Depuis cette époque, l’anthroposophie - une philosophie de développement spirituel teintée de religiosité - a disparu des rapports officiels sur les mouvements sectaires. Le député PS Jacques Guyard avait, par ailleurs, été condamné en 2000 pour l’avoir qualifié de secte avant d’être relaxé par la cour d’appel qui a néanmoins reconnu que les propos pouvait être jugés “diffamatoires”. La même cour d’appel rappelait dans le même jugement qu’en 1997 un rapport parlementaire belge avait conclu que l’anthroposophie pouvait mener à des dérives sectaires.

Aujourd’hui, les avis sont partagés parmi les spécialistes.
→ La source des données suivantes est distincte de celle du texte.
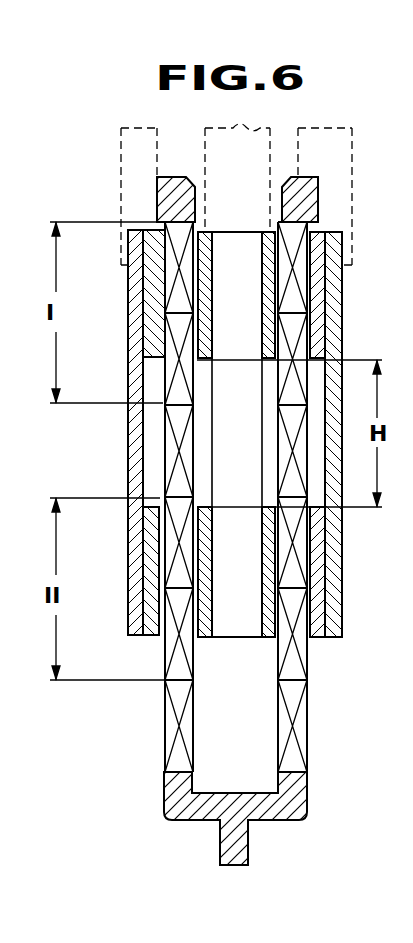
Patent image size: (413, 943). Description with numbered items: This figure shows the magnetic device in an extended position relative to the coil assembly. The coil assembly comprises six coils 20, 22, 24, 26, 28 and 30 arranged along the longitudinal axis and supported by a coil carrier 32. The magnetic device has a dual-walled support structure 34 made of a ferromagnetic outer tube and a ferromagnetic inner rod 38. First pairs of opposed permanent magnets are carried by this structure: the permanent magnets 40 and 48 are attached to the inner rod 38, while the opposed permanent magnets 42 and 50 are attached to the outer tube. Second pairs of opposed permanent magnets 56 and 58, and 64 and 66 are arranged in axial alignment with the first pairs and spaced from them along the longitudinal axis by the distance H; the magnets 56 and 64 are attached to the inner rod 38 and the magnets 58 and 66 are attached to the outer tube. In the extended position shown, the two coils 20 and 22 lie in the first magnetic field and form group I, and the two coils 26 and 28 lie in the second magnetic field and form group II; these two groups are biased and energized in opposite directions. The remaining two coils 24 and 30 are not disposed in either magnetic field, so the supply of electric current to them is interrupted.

The coil 20 is at (173, 262).
The coil 22 is at (173, 363).
The coil 24 is at (173, 455).
The coil 26 is at (168, 533).
The coil 28 is at (170, 648).
The coil 30 is at (170, 732).
The coil carrier 32 is at (297, 793).
The dual-walled support structure 34 is at (137, 422).
The inner rod 38 is at (250, 449).
The permanent magnet 40 is at (255, 232).
The permanent magnet 42 is at (312, 232).
The permanent magnet 48 is at (205, 277).
The permanent magnet 50 is at (150, 300).
The permanent magnet 56 is at (258, 627).
The permanent magnet 58 is at (318, 597).
The permanent magnet 64 is at (202, 638).
The permanent magnet 66 is at (150, 600).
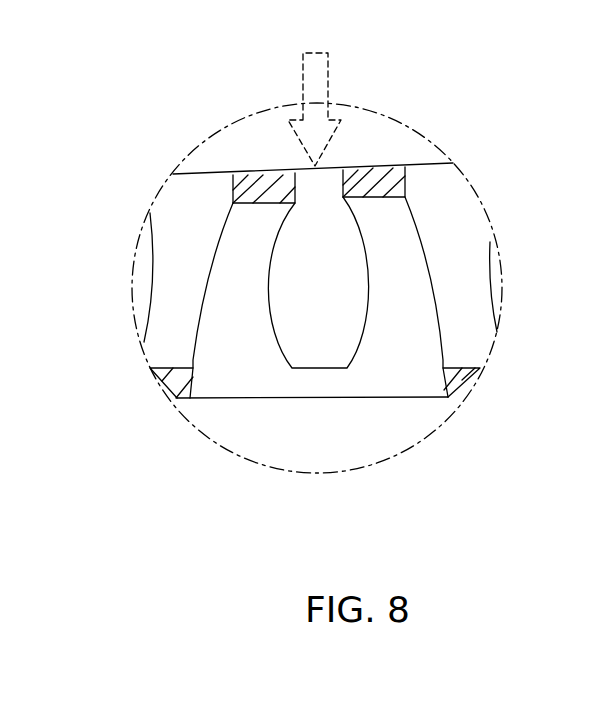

Jointe par France 24.com, une association de lutte contre les sectes, juge que c’est un mouvement au sujet duquel “il faut être vigilant” au même titre que d'autres mouvements.

“C’est vrai que l’amalgame effectué dans le rapport de 1999 nous a fait beaucoup de mal et était très humiliant”, se rappelle Jean-Pierre Savin qui assure n’avoir aucun lien avec la Société anthroposophique. Il reconnaît que des membres de ce mouvement ont contribué à fonder la NEF qui a entre autre aidé à financer certaines initiatives de la Société anthroposophique, notamment dans le domaine de l’agriculture biologique et de l’éducation (l’anthroposophie a mis en place un réseau d’écoles alternatives baptisées écoles Steiner). Mais “ni la NEF ni l’EPI ne promeuvent ou s’inspirent de la philosophie d’un mouvement quelconque”, assure Jean-Pierre Savin.